Em uma comovedora carta a sua neta, Gabby descreve sua conversão parcial quando, estando convencido há anos que os judeus haviam chegado à terra que os pertencia, tinha que pegar um trator de seu kibbutz, fazer a curva à direita no portão e despejar o lixo num lixão na beira do caminho. “Decidi fazer a curva à esquerda e cruzar a fronteira com o trator, uma rota que poucos tomavam no kibbutz e que de certa forma estava proibida. Uns três quilômetros adiante cheguei a dois grupos de edifícios brancos de pedra, com eucaliptos maduros e figueiras, destroçados e vazios, que algum dia foram os frescos e sem dúvida aconchegantes lares de palestinos… Como não me colocar a pensar nesse enorme deslocamento tão perto de minha casa… Ali, me transformei num fantasma em uma cidade fantasma da qual ninguém falava nunca.”
Não foi essa a única razão pela qual Gabby foi embora de Israel. Também teve que testemunhar o crescente sentimento existencial de que não se podia viver uma vida em que tudo estava previsto de antemão. A visita à aldeia abandonada foi essencial, contudo, para a sua experiência. “Revela como pequenas coisas conduzem a outras – ele me disse esta semana. Foi uma revelação brutal, os lares árabes destruídos e eu ali sozinho vendo aquilo. Eu nunca tinha estado ali.”

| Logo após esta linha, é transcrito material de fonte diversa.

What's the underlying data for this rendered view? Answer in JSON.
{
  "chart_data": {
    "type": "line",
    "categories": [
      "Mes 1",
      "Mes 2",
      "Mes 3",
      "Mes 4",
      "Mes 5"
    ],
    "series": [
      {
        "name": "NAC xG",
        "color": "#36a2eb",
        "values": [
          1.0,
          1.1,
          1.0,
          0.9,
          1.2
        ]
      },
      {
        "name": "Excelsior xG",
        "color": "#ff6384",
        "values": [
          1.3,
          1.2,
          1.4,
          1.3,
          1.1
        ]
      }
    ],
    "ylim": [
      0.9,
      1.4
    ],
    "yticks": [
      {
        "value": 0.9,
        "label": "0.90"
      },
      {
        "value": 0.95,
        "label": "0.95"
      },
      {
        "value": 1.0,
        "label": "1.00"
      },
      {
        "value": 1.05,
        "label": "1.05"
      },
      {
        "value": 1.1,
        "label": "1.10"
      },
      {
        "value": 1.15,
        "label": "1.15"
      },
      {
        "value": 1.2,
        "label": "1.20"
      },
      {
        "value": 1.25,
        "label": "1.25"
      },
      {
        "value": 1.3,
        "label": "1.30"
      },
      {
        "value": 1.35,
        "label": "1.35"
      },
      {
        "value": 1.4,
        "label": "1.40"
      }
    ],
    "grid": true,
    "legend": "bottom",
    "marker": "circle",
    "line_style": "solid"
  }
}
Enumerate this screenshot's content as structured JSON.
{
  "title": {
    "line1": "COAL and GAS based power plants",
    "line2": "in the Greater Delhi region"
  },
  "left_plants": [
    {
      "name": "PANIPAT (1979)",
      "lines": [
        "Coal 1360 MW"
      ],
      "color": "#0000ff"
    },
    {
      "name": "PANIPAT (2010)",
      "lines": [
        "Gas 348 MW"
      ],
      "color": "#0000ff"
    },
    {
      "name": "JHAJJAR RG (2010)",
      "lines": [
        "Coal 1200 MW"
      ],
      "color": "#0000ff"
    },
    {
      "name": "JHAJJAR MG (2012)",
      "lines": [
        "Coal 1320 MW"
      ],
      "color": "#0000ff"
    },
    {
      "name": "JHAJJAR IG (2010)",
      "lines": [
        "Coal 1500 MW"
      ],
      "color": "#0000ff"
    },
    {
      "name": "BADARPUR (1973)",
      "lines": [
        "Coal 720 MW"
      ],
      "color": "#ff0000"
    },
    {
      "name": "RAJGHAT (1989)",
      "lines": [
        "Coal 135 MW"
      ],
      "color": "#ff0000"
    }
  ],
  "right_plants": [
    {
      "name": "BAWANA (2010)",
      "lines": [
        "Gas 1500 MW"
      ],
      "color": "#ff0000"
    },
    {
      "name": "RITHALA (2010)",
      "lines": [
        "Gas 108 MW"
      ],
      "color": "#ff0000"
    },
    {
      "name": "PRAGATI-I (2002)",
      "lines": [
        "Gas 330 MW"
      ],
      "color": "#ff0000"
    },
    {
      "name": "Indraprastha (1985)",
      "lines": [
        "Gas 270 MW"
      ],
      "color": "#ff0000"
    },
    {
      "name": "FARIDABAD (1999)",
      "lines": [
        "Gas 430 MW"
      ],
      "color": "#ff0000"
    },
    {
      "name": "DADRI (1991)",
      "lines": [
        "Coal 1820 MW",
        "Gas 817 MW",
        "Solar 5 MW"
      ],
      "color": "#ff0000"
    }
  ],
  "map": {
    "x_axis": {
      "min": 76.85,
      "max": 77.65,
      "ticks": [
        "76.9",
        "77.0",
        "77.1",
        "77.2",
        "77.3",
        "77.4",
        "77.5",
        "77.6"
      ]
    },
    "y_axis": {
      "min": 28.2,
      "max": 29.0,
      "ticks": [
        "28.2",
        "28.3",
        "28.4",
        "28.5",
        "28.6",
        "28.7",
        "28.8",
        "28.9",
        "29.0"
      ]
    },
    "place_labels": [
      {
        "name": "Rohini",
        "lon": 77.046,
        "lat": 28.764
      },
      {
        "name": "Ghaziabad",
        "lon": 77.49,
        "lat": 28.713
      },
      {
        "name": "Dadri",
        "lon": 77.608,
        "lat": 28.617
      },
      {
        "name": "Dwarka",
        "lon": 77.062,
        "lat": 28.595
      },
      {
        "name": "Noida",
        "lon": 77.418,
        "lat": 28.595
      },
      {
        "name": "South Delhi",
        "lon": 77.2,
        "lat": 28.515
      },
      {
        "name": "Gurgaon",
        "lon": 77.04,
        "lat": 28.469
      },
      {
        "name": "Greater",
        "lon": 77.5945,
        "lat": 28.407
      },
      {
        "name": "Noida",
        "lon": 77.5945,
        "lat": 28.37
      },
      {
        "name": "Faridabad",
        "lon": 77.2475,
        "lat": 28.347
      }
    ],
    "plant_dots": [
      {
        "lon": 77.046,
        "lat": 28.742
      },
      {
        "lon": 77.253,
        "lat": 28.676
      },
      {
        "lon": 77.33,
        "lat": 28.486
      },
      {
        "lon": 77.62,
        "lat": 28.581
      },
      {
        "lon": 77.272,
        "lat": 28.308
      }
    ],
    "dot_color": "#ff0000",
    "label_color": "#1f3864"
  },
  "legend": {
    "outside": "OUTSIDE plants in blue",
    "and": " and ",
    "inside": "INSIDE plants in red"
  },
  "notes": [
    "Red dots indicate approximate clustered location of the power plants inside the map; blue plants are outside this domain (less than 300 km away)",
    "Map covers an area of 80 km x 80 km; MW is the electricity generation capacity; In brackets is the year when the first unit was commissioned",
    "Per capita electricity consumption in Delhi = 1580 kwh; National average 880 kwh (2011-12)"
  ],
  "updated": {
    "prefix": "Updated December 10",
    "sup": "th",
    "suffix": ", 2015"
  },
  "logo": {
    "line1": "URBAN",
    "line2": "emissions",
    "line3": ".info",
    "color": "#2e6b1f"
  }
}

Olhei uma vez mais este mundo perdido de Gabby, e todas as figuras que se estendiam em terceira dimensão sobre os campos e colinas. Seus destinos haviam sido decretados em escritórios de Londres, decidindo-se pela guerra iminente que acabaria por derrubar essas minúsculas bandeiras turcas das fotografias. Underwood & Underwood – e Gabby – me mostraram os fantasmas daqueles palestinos em terceira dimensão. Obviamente, tive que fazer a curva para a esquerda para poder encontrá-los.